A: We found that NEYA is beginning to shift the culture in the youth sector in the North East, away from unhealthy competition and towards creative collaboration. The scarcity of funding has pitted organisations against one another in unhelpful ways. Leaders are now facing up to this, talking to one another, clearing the air, and forming alliances that are attractive to funders. They have also used their grant award from the National Lottery Community Fund to invest heavily in workforce development. Over the last 2 years hundreds of practitioners have been able to access free training in a range of important CPD topics.
Q: What difference do you think this will make in the next five years?
A: One of the most interesting things our evaluation uncovered was early signs of a replenishment of the sector’s lost workforce from the ground up. Alliance member organisations are investing in young people who have been through their programmes as teenagers and aspire to become youth workers themselves. Opportunities for sessional roles, with accompanying training, are being created. Longer-term progression routes are being envisioned for them, which is all quite exciting. The development of a number of place-based alliances is also accelerating impact in communities that have previously lacked youthwork provision. This includes some much needed work in areas such as outer council estates on the edge of Gateshead and work in rural towns and villages in County Durham.

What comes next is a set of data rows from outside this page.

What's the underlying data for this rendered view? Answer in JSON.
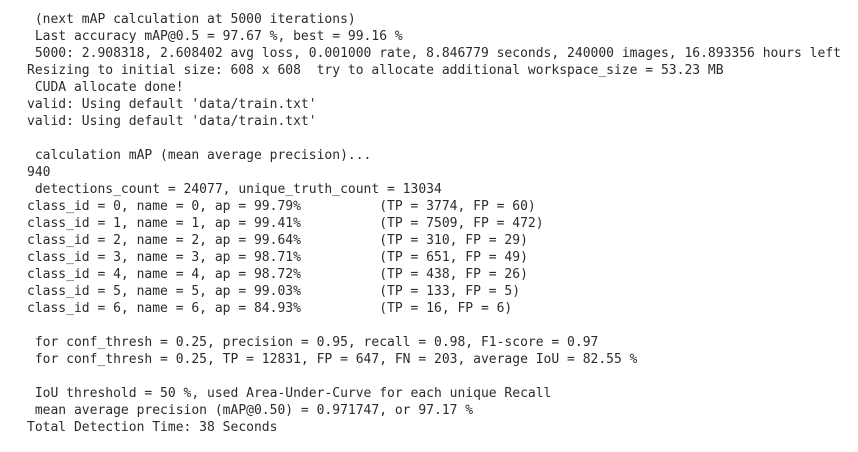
{
  "console": {
    "blocks": [
      {
        "lines": [
          " (next mAP calculation at 5000 iterations)",
          " Last accuracy mAP@0.5 = 97.67 %, best = 99.16 % ",
          " 5000: 2.908318, 2.608402 avg loss, 0.001000 rate, 8.846779 seconds, 240000 images, 16.893356 hours left",
          "Resizing to initial size: 608 x 608  try to allocate additional workspace_size = 53.23 MB ",
          " CUDA allocate done!",
          "valid: Using default 'data/train.txt'",
          "valid: Using default 'data/train.txt'"
        ]
      },
      {
        "lines": [
          " calculation mAP (mean average precision)...",
          "940",
          " detections_count = 24077, unique_truth_count = 13034  ",
          "class_id = 0, name = 0, ap = 99.79%     \t (TP = 3774, FP = 60) ",
          "class_id = 1, name = 1, ap = 99.41%     \t (TP = 7509, FP = 472) ",
          "class_id = 2, name = 2, ap = 99.64%     \t (TP = 310, FP = 29) ",
          "class_id = 3, name = 3, ap = 98.71%     \t (TP = 651, FP = 49) ",
          "class_id = 4, name = 4, ap = 98.72%     \t (TP = 438, FP = 26) ",
          "class_id = 5, name = 5, ap = 99.03%     \t (TP = 133, FP = 5) ",
          "class_id = 6, name = 6, ap = 84.93%     \t (TP = 16, FP = 6) "
        ]
      },
      {
        "lines": [
          " for conf_thresh = 0.25, precision = 0.95, recall = 0.98, F1-score = 0.97 ",
          " for conf_thresh = 0.25, TP = 12831, FP = 647, FN = 203, average IoU = 82.55 % "
        ]
      },
      {
        "lines": [
          " IoU threshold = 50 %, used Area-Under-Curve for each unique Recall ",
          " mean average precision (mAP@0.50) = 0.971747, or 97.17 % ",
          "Total Detection Time: 38 Seconds"
        ]
      }
    ]
  }
}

Q: What is needed nationally to support youth work moving forwards, and who needs to be involved?
A: There clearly needs to be a fundamental policy shift recognising the value of good quality youthwork, with a substantial funding settlement attached. Cutting youthwork funding is a fools errand. The downstream social costs of failure to support young people through the ups and downs of their adolescence show up in the NHS, the criminal justice system and the care system. It’s really quite surprising the HM Treasury don’t recognise that defunding youthwork is ultimately a false economy. Our evaluation didn’t really deal with the bigger political and economic picture but if we were to go there I think one of the most interesting things to consider might be some kind of devolved funding down to Combined Authorities. The likely scenario is that the whole of the North East will move towards 3 CA’s each with their own deal with the Treasury. It would be a huge missed opportunity if youthwork funding did not feature in those deals.